AES, EDF, EDP and Southern want the state to postpone the sale despite earlier calls on the government to rush through the environmental permits for Porto Primavera before the auction.

“The environmental license was granted at the last minute. It does not give us enough time to analyze its conditions,” said Andrea Ruschmann, chief financial officer of Cia. de Geracao de Energia Eletrica Tiete, a Brazilian utility controlled by AES.

The license to operate the hydroelectric generation station does not guarantee that Cesp will be able to fill the project’s reservoir with water, a precondition to producing energy at Porto Primavera, the companies said.

The expected lack of competition disheartened minority investors, who dumped Cesp stock. Cesp preferred shares fell 4.7 percent to 19.35 reais and as much as 7.9 percent to 18.70 reais, its lowest intra-day prices since Nov. 20.

Meanwhile Brazil’s benchmark Bovespa index rose 3.7 percent its biggest rise since Oct. 26. Cesp was one of only 6 stocks on the 57-stock Bovespa index to fall.

Cesp common shares fell 1.3 percent to 16.98 reais and as much as 7 percent to 16 reais, the lowest intra-day price since Nov. 20.

CESP preferred shares are the company’s most traded class of stock.

Banespa Hopes

In the wake of Banco Santander Central Hispano SA’s decision last month to pay 7.05 billion reais, or about four times the government’s asking price, for Banco do Estado de Sao Paulo SA, some investors were hoping for a high premium in the Cesp sale, Aldworth said.

“Its reasonable to assume they won’t be getting anything like the Banespa premium,” he added.

EDP and Duke have until later today to deposit bid guarantees with the Sao Paulo Bovespa stock exchange’s clearing house to make bids at auction.

U.S.-based Duke still plans to bid, Gazeta Mercantil daily newspaper reported today. Duke officials could not immediately be reached for comment.

Court Challenge

If the government refused to delay the sale to allow more time for the reservoir to fill, EDP said it may not bid for Cesp. The government, though has no plans to delay the sale, according to Gov. Mario Covas, whose Sao Paulo-state controls 39 percent of Cesp’s stock as well as 61 percent of its voting shares.
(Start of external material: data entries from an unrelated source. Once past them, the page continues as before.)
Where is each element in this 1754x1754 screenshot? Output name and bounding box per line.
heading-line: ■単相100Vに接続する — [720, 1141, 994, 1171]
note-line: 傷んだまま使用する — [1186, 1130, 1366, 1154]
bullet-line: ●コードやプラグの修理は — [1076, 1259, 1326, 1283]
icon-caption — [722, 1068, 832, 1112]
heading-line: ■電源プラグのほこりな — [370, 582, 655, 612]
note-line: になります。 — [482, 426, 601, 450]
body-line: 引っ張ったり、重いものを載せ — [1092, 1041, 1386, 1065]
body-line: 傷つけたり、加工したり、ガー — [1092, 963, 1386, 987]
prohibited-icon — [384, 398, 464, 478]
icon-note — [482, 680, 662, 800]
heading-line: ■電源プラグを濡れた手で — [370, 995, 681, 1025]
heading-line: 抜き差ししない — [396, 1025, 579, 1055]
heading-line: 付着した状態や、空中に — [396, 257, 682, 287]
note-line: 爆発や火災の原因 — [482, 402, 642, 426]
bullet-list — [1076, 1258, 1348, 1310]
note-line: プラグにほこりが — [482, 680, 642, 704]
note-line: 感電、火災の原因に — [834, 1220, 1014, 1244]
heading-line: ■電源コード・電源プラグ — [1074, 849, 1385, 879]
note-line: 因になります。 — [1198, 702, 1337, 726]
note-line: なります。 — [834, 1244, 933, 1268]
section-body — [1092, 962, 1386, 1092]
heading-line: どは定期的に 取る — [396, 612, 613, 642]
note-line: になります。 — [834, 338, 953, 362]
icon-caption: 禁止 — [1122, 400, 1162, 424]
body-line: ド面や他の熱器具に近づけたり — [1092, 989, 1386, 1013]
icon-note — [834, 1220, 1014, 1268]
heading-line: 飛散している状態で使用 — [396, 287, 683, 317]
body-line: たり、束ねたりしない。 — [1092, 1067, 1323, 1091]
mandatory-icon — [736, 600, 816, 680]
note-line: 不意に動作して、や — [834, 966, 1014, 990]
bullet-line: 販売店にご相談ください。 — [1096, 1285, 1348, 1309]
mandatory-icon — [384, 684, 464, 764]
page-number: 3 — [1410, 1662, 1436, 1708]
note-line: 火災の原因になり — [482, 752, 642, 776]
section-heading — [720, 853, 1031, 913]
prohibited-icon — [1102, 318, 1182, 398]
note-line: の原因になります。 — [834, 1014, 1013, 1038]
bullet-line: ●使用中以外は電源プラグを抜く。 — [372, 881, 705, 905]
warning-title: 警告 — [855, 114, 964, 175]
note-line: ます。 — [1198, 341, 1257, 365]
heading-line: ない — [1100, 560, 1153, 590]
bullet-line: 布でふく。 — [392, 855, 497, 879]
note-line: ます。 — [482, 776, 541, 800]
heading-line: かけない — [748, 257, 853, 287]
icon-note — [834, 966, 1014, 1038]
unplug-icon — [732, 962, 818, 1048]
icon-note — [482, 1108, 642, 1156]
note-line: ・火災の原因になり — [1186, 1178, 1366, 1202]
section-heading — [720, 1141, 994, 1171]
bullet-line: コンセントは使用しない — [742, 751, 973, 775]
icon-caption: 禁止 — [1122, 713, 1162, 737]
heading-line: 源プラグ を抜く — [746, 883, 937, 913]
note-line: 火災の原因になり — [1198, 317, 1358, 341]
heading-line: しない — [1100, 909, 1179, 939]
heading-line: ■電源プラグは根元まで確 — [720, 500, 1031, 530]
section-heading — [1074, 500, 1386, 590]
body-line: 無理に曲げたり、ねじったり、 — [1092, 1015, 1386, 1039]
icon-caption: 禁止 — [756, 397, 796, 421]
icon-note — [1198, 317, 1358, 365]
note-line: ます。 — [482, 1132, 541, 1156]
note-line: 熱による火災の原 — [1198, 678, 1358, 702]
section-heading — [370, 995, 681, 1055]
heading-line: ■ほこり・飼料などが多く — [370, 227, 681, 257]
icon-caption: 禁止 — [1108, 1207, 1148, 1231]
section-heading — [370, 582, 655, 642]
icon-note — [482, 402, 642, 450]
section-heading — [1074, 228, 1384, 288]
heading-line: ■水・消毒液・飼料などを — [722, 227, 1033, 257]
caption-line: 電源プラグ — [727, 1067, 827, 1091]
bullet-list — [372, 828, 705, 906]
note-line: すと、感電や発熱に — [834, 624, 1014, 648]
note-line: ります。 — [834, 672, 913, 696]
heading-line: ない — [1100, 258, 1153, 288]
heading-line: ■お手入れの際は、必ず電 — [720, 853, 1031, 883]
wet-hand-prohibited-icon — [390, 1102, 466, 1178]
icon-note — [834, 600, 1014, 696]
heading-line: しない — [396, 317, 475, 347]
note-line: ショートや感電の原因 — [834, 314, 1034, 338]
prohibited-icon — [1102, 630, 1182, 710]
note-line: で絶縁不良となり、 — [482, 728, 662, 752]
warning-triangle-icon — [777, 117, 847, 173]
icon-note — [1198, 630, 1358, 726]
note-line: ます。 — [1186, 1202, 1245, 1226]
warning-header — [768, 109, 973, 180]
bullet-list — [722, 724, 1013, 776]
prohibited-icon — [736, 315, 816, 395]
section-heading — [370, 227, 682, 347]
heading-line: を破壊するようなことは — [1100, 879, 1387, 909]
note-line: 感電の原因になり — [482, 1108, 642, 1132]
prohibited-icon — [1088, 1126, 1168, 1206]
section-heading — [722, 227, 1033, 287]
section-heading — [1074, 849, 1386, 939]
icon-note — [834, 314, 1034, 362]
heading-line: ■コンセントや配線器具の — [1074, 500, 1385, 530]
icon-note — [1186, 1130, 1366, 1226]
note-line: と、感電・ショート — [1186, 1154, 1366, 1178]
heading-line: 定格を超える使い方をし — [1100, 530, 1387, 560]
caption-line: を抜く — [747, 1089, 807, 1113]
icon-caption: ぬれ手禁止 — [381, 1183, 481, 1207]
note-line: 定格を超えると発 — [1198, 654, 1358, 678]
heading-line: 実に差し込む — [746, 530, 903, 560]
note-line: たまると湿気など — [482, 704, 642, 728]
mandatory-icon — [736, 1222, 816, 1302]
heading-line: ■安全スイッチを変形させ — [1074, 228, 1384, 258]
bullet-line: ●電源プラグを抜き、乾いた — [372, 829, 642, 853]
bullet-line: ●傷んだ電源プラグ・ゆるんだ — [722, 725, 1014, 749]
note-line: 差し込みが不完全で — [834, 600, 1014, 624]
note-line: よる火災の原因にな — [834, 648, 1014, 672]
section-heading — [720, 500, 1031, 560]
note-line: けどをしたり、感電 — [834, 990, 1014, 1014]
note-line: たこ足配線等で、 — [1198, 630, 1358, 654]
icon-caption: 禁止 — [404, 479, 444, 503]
Still, if the government fails to delay the sale, the courts may do it instead. Groups opposed to Cesp’s sale have already won an injunction against the auction, though if previous state-asset sales are a guide, the government is likely to have them overturned.

Jose Kallas, chief judge of the federal court in the Sao Paulo region, is expected to overturn an injunction suspending Cesp’s auction today, analysts said.